The discovery was prompted by a tweet sent to Wright on 15 January from Scott Osprey, a climate scientist at the University of Oxford, UK, who asked: “Wow, I wonder how big the atmospheric gravity waves are from this eruption?!” Osprey says that the eruption might have been unique in causing these waves because it happened very quickly relative to other eruptions. “This event seems to have been over in minutes, but it was explosive and it’s that impulse that is likely to kick off some strong gravity waves,” he says. The eruption might have lasted moments, but the impacts could be long-lasting. Gravity waves can interfere with a cyclical reversal of wind direction in the tropics, Osprey says, and this could affect weather patterns as far away as Europe. “We’ll be looking very carefully at how that evolves,” he says.
This (“cyclical reversal of wind direction in the tropics”) is referring to the QBO, and we will see if it has an impact in the coming months. Hint: the QBO from the last post is essentially modeling gravity waves arising from the tidal forcing as driving the cycle. Also, watch the LOD.

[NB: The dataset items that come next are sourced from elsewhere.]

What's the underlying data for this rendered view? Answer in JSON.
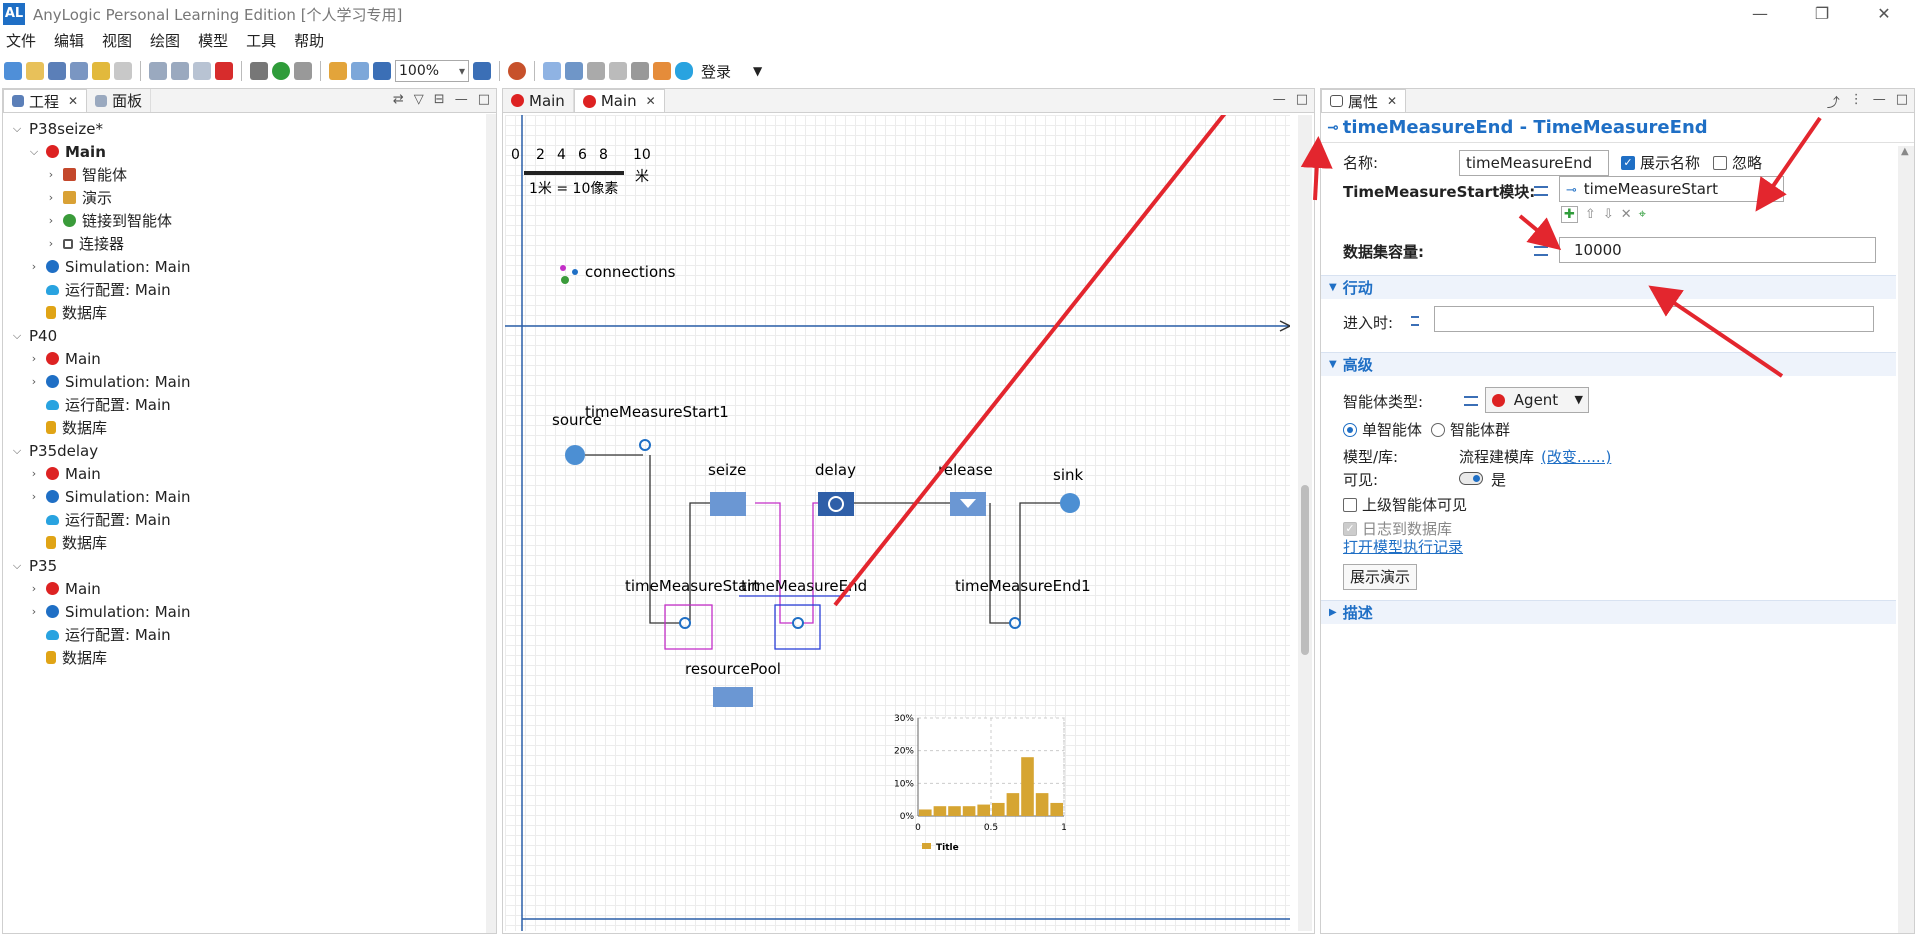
{
  "app": {
    "title": "AnyLogic Personal Learning Edition [个人学习专用]",
    "icon_label": "AL",
    "win_minimize": "—",
    "win_restore": "❐",
    "win_close": "✕"
  },
  "menu": [
    "文件",
    "编辑",
    "视图",
    "绘图",
    "模型",
    "工具",
    "帮助"
  ],
  "toolbar": {
    "zoom": "100%",
    "login": "登录"
  },
  "project_panel": {
    "tabs": [
      {
        "label": "工程"
      },
      {
        "label": "面板"
      }
    ],
    "tree": [
      {
        "label": "P38seize*",
        "level": 0,
        "caret": "v",
        "icon": "none",
        "bold": false
      },
      {
        "label": "Main",
        "level": 1,
        "caret": "v",
        "icon": "agent",
        "bold": true
      },
      {
        "label": "智能体",
        "level": 2,
        "caret": ">",
        "icon": "folder",
        "bold": false
      },
      {
        "label": "演示",
        "level": 2,
        "caret": ">",
        "icon": "demo",
        "bold": false
      },
      {
        "label": "链接到智能体",
        "level": 2,
        "caret": ">",
        "icon": "link",
        "bold": false
      },
      {
        "label": "连接器",
        "level": 2,
        "caret": ">",
        "icon": "conn",
        "bold": false
      },
      {
        "label": "Simulation: Main",
        "level": 1,
        "caret": ">",
        "icon": "sim",
        "bold": false
      },
      {
        "label": "运行配置: Main",
        "level": 1,
        "caret": "",
        "icon": "cloud",
        "bold": false
      },
      {
        "label": "数据库",
        "level": 1,
        "caret": "",
        "icon": "db",
        "bold": false
      },
      {
        "label": "P40",
        "level": 0,
        "caret": "v",
        "icon": "none",
        "bold": false
      },
      {
        "label": "Main",
        "level": 1,
        "caret": ">",
        "icon": "agent",
        "bold": false
      },
      {
        "label": "Simulation: Main",
        "level": 1,
        "caret": ">",
        "icon": "sim",
        "bold": false
      },
      {
        "label": "运行配置: Main",
        "level": 1,
        "caret": "",
        "icon": "cloud",
        "bold": false
      },
      {
        "label": "数据库",
        "level": 1,
        "caret": "",
        "icon": "db",
        "bold": false
      },
      {
        "label": "P35delay",
        "level": 0,
        "caret": "v",
        "icon": "none",
        "bold": false
      },
      {
        "label": "Main",
        "level": 1,
        "caret": ">",
        "icon": "agent",
        "bold": false
      },
      {
        "label": "Simulation: Main",
        "level": 1,
        "caret": ">",
        "icon": "sim",
        "bold": false
      },
      {
        "label": "运行配置: Main",
        "level": 1,
        "caret": "",
        "icon": "cloud",
        "bold": false
      },
      {
        "label": "数据库",
        "level": 1,
        "caret": "",
        "icon": "db",
        "bold": false
      },
      {
        "label": "P35",
        "level": 0,
        "caret": "v",
        "icon": "none",
        "bold": false
      },
      {
        "label": "Main",
        "level": 1,
        "caret": ">",
        "icon": "agent",
        "bold": false
      },
      {
        "label": "Simulation: Main",
        "level": 1,
        "caret": ">",
        "icon": "sim",
        "bold": false
      },
      {
        "label": "运行配置: Main",
        "level": 1,
        "caret": "",
        "icon": "cloud",
        "bold": false
      },
      {
        "label": "数据库",
        "level": 1,
        "caret": "",
        "icon": "db",
        "bold": false
      }
    ]
  },
  "editor": {
    "tabs": [
      {
        "label": "Main",
        "active": false
      },
      {
        "label": "Main",
        "active": true
      }
    ],
    "scale": {
      "ticks": [
        "0",
        "2",
        "4",
        "6",
        "8",
        "10"
      ],
      "unit": "米",
      "caption": "1米 = 10像素"
    },
    "labels": {
      "connections": "connections",
      "source": "source",
      "tms1": "timeMeasureStart1",
      "seize": "seize",
      "delay": "delay",
      "release": "release",
      "sink": "sink",
      "tms": "timeMeasureStart",
      "tme": "timeMeasureEnd",
      "tme1": "timeMeasureEnd1",
      "pool": "resourcePool"
    }
  },
  "chart_data": {
    "type": "bar",
    "x": [
      0.05,
      0.15,
      0.25,
      0.35,
      0.45,
      0.55,
      0.65,
      0.75,
      0.85,
      0.95
    ],
    "values": [
      0.02,
      0.03,
      0.03,
      0.03,
      0.035,
      0.04,
      0.07,
      0.18,
      0.07,
      0.04
    ],
    "y_ticks": [
      "0%",
      "10%",
      "20%",
      "30%"
    ],
    "x_ticks": [
      "0",
      "0.5",
      "1"
    ],
    "ylim": [
      0,
      0.3
    ],
    "xlim": [
      0,
      1
    ],
    "legend": "Title",
    "bar_color": "#d6a532"
  },
  "properties": {
    "tab": "属性",
    "header": "timeMeasureEnd - TimeMeasureEnd",
    "name_label": "名称:",
    "name_value": "timeMeasureEnd",
    "show_name": "展示名称",
    "ignore": "忽略",
    "tms_label": "TimeMeasureStart模块:",
    "tms_value": "timeMeasureStart",
    "capacity_label": "数据集容量:",
    "capacity_value": "10000",
    "section_action": "行动",
    "on_enter_label": "进入时:",
    "section_advanced": "高级",
    "agent_type_label": "智能体类型:",
    "agent_type_value": "Agent",
    "single_agent": "单智能体",
    "population": "智能体群",
    "model_lib_label": "模型/库:",
    "model_lib_value": "流程建模库",
    "change_link": "(改变......)",
    "visible_label": "可见:",
    "visible_value": "是",
    "upper_visible": "上级智能体可见",
    "log_db": "日志到数据库",
    "open_log": "打开模型执行记录",
    "show_demo": "展示演示",
    "section_desc": "描述"
  },
  "colors": {
    "accent": "#1f6fc5",
    "arrow": "#e3262e",
    "block": "#6b97d3",
    "selected_magenta": "#c42fc8"
  }
}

Perhaps the lacking is in applying this simple scientific law: for every action there is a reaction. Always start from that, and also consider: an object that is in motion, tends to stay in motion. Is the lack of observed Coriolis effects to first-order part of why the scientists are mystified? Given the variation of this force with latitude, the concentric rings perhaps were expected to be distorted according to spherical harmonics.